The Starman* is not a tarot card, but it should be.


My plan had been to post about the Two of Swords, but in light of today’s tragic news, I feel it inappropriate.

Recently, a story went around our cartomancy community about a tarot master who did a reading after listening to 26 of David Bowie’s studio albums (the 27th only came out three days ago) and something truly shocking happened. Her spread included The Magician, who came to life and turned the Ace of Wands into a microphone. The Seven of Coins became seven balls of crystal, which rolled around in The Magician’s other hand and became one ball, which then turned into a peach. The rest of the deck rose up and configured itself into the form of a martian spacecraft.
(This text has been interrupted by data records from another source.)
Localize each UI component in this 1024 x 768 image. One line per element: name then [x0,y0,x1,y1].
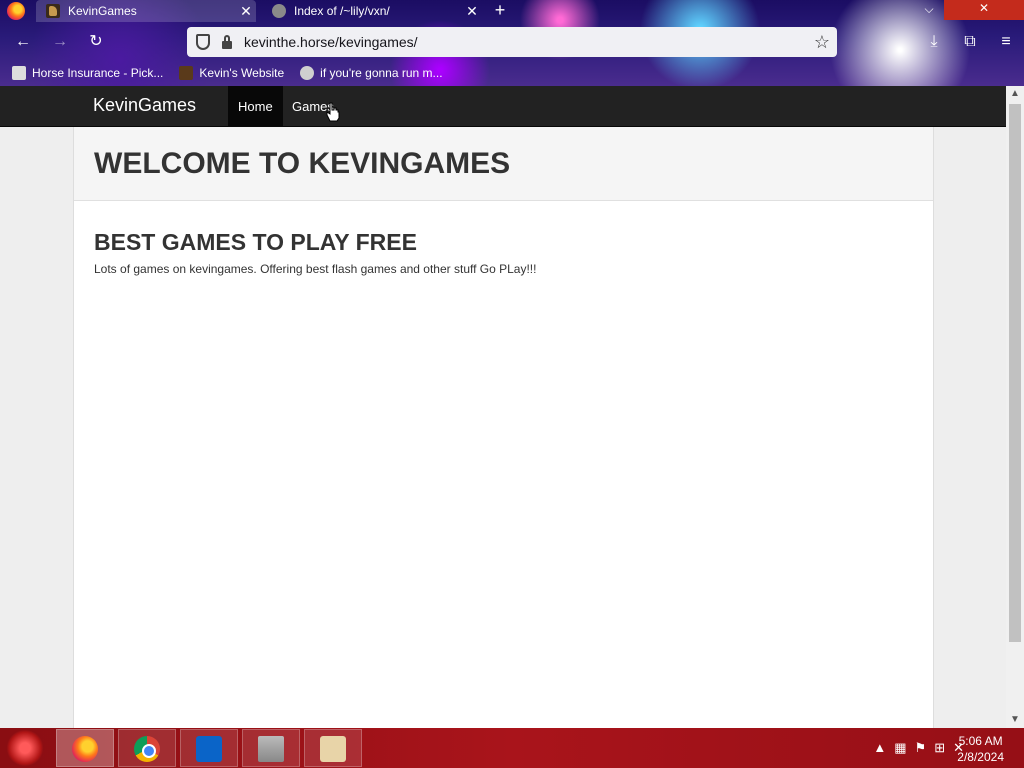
show-hidden-icons-chevron-icon[interactable]: ▲ [873,740,886,756]
horse-favicon-icon [46,4,60,18]
network-icon[interactable]: ▦ [894,740,906,756]
start-button[interactable] [6,730,44,766]
extensions-icon[interactable]: ⧉ [952,27,988,57]
reload-icon[interactable]: ↻ [83,30,109,54]
files-icon [320,736,346,762]
close-tab-icon[interactable]: ✕ [462,3,482,20]
taskbar-files[interactable] [304,729,362,767]
site-navbar: KevinGames Home Games [0,86,1006,127]
menu-hamburger-icon[interactable]: ≡ [988,27,1024,57]
tab-title: KevinGames [68,4,137,18]
globe-favicon-icon [272,4,286,18]
clock-time: 5:06 AM [958,734,1003,748]
taskbar-firefox[interactable] [56,729,114,767]
flag-icon[interactable]: ⚑ [915,740,927,756]
bookmark-horse-insurance[interactable]: Horse Insurance - Pick... [12,66,163,80]
close-tab-icon[interactable]: ✕ [236,3,256,20]
clock-date: 2/8/2024 [957,750,1004,764]
window-close-icon[interactable]: ✕ [944,0,1024,20]
hand-cursor-icon [326,102,340,122]
nav-home[interactable]: Home [228,86,283,127]
intro-section: BEST GAMES TO PLAY FREE Lots of games on… [74,201,933,304]
page-viewport: KevinGames Home Games WELCOME TO KEVINGA… [0,86,1006,728]
new-tab-icon[interactable]: + [490,0,510,20]
system-tray: ▲ ▦ ⚑ ⊞ ✕ [873,740,964,756]
bookmark-label: if you're gonna run m... [320,66,443,80]
jumbotron: WELCOME TO KEVINGAMES [74,127,933,201]
bookmark-kevins-website[interactable]: Kevin's Website [179,66,284,80]
shield-icon[interactable] [196,34,210,50]
firefox-icon [72,736,98,762]
clock[interactable]: 5:06 AM 2/8/2024 [957,733,1004,765]
tab-index-lily[interactable]: Index of /~lily/vxn/ ✕ [262,0,482,22]
window-controls: ⌵ ✕ [914,0,1024,20]
horse-icon [258,736,284,762]
taskbar-chrome[interactable] [118,729,176,767]
toolbar-right: ⤓ ⧉ ≡ [916,27,1024,57]
chrome-icon [134,736,160,762]
tab-list-chevron-icon[interactable]: ⌵ [914,0,944,20]
download-icon[interactable]: ⤓ [916,27,952,57]
taskbar-outlook[interactable] [180,729,238,767]
firefox-icon[interactable] [7,2,25,20]
page-title: WELCOME TO KEVINGAMES [94,147,511,180]
url-text[interactable]: kevinthe.horse/kevingames/ [244,34,807,50]
bookmark-gonna-run[interactable]: if you're gonna run m... [300,66,443,80]
content-container: WELCOME TO KEVINGAMES BEST GAMES TO PLAY… [73,127,934,728]
tab-title: Index of /~lily/vxn/ [294,4,390,18]
navigation-toolbar: ← → ↻ kevinthe.horse/kevingames/ ☆ ⤓ ⧉ ≡ [0,27,1024,57]
section-heading: BEST GAMES TO PLAY FREE [94,229,417,255]
scroll-down-icon[interactable]: ▼ [1006,712,1024,728]
forward-arrow-icon[interactable]: → [47,30,73,54]
page-icon [12,66,26,80]
taskbar: ▲ ▦ ⚑ ⊞ ✕ 5:06 AM 2/8/2024 [0,728,1024,768]
connection-icon[interactable]: ⊞ [934,740,945,756]
bookmark-label: Horse Insurance - Pick... [32,66,164,80]
outlook-icon [196,736,222,762]
browser-chrome: KevinGames ✕ Index of /~lily/vxn/ ✕ + ⌵ … [0,0,1024,86]
back-arrow-icon[interactable]: ← [10,30,36,54]
tab-bar: KevinGames ✕ Index of /~lily/vxn/ ✕ + ⌵ … [0,0,1024,24]
vertical-scrollbar[interactable]: ▲ ▼ [1006,86,1024,728]
site-brand[interactable]: KevinGames [93,95,196,116]
scroll-up-icon[interactable]: ▲ [1006,86,1024,102]
face-icon [300,66,315,80]
lock-icon[interactable] [220,35,234,49]
scrollbar-thumb[interactable] [1009,104,1021,642]
taskbar-horse-app[interactable] [242,729,300,767]
section-description: Lots of games on kevingames. Offering be… [94,262,537,276]
tab-kevingames[interactable]: KevinGames ✕ [36,0,256,22]
horse-icon [179,66,194,80]
url-bar[interactable]: kevinthe.horse/kevingames/ ☆ [187,27,837,57]
bookmark-label: Kevin's Website [199,66,285,80]
bookmark-star-icon[interactable]: ☆ [807,32,837,53]
bookmarks-bar: Horse Insurance - Pick... Kevin's Websit… [0,62,447,84]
When the cargo bay door opened, spiders rushed out, as much a proof of life on the red planet as any. The Knight of Cups and the woman from The Star card fought the spiders from Mars together, thus making themselves heroes for one day. They took the ship and flew out the tarot master’s window. The spaceship knew which way to go.

The tarot master ate the peach and forgot everything for the rest of the evening. She regained awareness while standing on the platform of the train station at Suffragette City. How she got there in the first place remains a mystery, for she could not afford a ticket.

Others in the tarot community believe that this story is a load of balderdash, that one of the tarot master’s flatmates must have built a spacecraft-shaped house of cards for her benefit and laced her peach with something she did not intend on taking. They also insist that there is no train station at Suffragette City, only exclusive heliports. I, for one, believe her account of it.

This past autumn, illustrator Jessica DeFelice successfully kickstarted a Bowie-themed tarot deck. The decks have been apparently ready to ship since January 3rd. You can read about it here.


*This post was originally titled The Thin White Duke but I have since been told that David Bowie hated the character who bore that name. My apologies.